Dan tentu saja ada pengecualian untuk aturan umum ini: analisis terhadap puluhan spesies oleh para ilmuwan di University of Singapore dan diterbitkan dalam jurnal ilmiah Nature Climate Change pada 2011 mendeteksi bahwa beberapa hewan malah menjadi semakin besar dalam suhu yang lebih hangat, namun yang terpenting empat dari lima spesies yang dianalisis telah mengalami penurunan ukuran.

"Banyak penelitian yang menguatkan tren umum ini, dan seiring lebih banyak penelitian yang diterbitkan mengatakan hal yang sama, kita perlu memahami mengapa tren ini terjadi dan apa artinya bagi masyarakat," tulis penulis Profesor David Bickford dan Dr Janet Sheridan.

'Penyusutan' pra-historis

Ada juga bukti yang kuat bahwa temperatur telah memengaruhi ukuran hewan selama jutaan tahun.

Sekitar 56 juta tahun yang lalu, suhu Bumi naik hingga delapan derajat Celcius dalam waktu 10.000 tahun, menurut data paleoklimatologis.

Fosil dari hewan seperti Sifrhippus, kuda purba yang pernah hidup di area yang sekarang menjadi wilayah barat tengah AS, menunjukkan bahwa spesies ini sempat mengalami pengurangan ukuran tubuh sebanyak 30%, dan kemudian pulih kembali, tumbuh sebesar 76%.

Para ilmuwan mengamati fenomena yang sama pada hewan lain seperti kerang.

Hasil serupa ditemukan dalam studi hewan darat yang hidup di Inggris selama 750.000 tahun terakhir yang dilakukan oleh Museum Sejarah Nasional Inggris. Dalam satu analisis, para ilmuwan mendeteksi fluktuasi ukuran tulang rusa merah.

"Penyusutan" ini bisa dipulihkan lagi dalam beberapa kasus.

Para peneliti dari University of New Mexico, di Amerika Serikat mempelajari fosil pelet tinja dari spesies hewan pengerat, tikus hutan ekor berbulu, dan menemukan "efek yoyo".

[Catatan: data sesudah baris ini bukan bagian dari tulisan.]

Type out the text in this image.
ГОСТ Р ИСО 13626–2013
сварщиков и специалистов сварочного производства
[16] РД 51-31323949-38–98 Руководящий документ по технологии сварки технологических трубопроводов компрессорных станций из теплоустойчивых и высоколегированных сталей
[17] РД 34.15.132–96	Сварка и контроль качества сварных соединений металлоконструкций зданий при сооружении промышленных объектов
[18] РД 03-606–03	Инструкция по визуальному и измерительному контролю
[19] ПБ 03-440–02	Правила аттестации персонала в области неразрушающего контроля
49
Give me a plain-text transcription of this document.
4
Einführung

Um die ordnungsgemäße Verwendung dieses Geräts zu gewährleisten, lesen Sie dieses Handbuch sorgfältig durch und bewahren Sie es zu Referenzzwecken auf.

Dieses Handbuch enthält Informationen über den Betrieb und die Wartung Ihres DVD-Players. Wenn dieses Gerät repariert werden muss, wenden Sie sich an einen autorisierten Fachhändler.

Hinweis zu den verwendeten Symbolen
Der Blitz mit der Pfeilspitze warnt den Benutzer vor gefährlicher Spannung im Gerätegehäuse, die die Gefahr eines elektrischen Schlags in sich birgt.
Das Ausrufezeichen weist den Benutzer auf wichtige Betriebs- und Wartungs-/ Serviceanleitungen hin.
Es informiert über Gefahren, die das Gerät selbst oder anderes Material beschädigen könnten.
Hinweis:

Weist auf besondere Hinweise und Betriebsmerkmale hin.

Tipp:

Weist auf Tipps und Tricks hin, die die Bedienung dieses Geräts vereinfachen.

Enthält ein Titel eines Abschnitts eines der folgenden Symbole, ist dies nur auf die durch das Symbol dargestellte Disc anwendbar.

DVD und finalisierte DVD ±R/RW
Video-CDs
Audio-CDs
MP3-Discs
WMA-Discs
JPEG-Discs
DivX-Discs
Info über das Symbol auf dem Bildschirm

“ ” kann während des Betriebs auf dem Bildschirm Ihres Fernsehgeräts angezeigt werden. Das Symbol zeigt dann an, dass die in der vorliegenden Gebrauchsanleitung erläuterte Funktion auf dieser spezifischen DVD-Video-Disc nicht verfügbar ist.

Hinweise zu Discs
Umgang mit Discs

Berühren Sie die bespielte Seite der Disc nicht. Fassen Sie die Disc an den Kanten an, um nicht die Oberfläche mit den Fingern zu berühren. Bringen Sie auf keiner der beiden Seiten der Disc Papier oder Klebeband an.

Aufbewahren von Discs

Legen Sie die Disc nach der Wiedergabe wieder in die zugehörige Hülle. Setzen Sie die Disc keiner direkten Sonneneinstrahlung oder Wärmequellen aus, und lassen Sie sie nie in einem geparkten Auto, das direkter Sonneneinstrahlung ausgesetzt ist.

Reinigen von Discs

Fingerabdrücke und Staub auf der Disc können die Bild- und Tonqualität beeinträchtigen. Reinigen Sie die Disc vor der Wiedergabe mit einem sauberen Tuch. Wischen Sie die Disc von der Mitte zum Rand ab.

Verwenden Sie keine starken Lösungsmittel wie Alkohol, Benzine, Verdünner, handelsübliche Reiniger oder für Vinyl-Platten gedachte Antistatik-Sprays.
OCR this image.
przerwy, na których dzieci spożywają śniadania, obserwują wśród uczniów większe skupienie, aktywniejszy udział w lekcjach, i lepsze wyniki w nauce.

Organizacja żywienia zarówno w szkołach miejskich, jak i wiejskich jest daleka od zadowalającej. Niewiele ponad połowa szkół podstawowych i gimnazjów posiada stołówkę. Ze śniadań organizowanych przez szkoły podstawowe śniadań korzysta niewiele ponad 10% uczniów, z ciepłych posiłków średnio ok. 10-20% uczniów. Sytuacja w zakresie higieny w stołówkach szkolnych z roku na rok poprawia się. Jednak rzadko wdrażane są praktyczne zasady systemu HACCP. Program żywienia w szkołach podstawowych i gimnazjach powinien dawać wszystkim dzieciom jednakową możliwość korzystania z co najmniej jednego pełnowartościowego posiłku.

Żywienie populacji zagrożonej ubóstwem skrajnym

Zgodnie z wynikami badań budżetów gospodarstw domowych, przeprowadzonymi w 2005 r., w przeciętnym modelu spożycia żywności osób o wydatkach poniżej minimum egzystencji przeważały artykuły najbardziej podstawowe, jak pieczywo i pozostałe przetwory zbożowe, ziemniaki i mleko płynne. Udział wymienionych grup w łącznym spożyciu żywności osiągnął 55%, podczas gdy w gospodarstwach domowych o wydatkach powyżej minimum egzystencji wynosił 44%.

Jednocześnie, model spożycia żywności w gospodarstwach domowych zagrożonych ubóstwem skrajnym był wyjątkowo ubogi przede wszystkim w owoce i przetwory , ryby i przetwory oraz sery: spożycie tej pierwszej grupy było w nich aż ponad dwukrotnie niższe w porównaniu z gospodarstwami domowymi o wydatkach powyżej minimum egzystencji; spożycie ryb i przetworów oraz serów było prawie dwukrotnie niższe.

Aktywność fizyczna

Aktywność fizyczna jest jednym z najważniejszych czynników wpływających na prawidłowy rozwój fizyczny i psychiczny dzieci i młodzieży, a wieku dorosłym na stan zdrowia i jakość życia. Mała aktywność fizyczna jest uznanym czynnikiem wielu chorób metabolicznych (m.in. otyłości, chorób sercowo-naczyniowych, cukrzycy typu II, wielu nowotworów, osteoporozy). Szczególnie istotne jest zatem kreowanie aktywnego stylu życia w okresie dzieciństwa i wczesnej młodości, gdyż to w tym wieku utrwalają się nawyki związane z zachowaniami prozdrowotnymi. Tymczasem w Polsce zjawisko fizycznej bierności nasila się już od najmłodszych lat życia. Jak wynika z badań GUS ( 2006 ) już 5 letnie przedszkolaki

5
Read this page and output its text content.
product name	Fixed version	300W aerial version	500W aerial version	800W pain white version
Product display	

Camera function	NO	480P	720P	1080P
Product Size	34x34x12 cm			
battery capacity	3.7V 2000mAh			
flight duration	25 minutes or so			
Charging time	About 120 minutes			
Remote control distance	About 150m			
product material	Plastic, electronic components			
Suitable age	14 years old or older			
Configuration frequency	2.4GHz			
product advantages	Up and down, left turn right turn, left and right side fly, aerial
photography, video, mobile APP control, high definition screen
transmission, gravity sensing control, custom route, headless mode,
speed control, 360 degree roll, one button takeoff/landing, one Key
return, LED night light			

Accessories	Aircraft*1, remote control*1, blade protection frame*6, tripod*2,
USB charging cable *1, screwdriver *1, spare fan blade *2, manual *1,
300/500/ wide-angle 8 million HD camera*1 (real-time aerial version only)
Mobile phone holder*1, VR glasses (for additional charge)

Ukuran tubuh tikus naik dan turun selama 25.000 tahun sejalan dengan peningkatan dan penurunan suhu.

"Ukuran tubuh menurun selama periode pemanasan iklim, seperti yang diprediksi dari aturan Bergmann dan dari respons fisiologis hingga tekanan suhu," para peneliti menyimpulkan.

Banyak spesies terbukti sangat tahan terhadap perubahan iklim di masa lalu, tetapi ada kekhawatiran bahwa, berbeda dari era-era sebelumnya, perubahan iklim yang diakibatkan oleh manusia menghangatkan Bumi dengan begitu cepat sehingga setiap penurunan berat badan yang dialami oleh hewan tidak mudah pulih.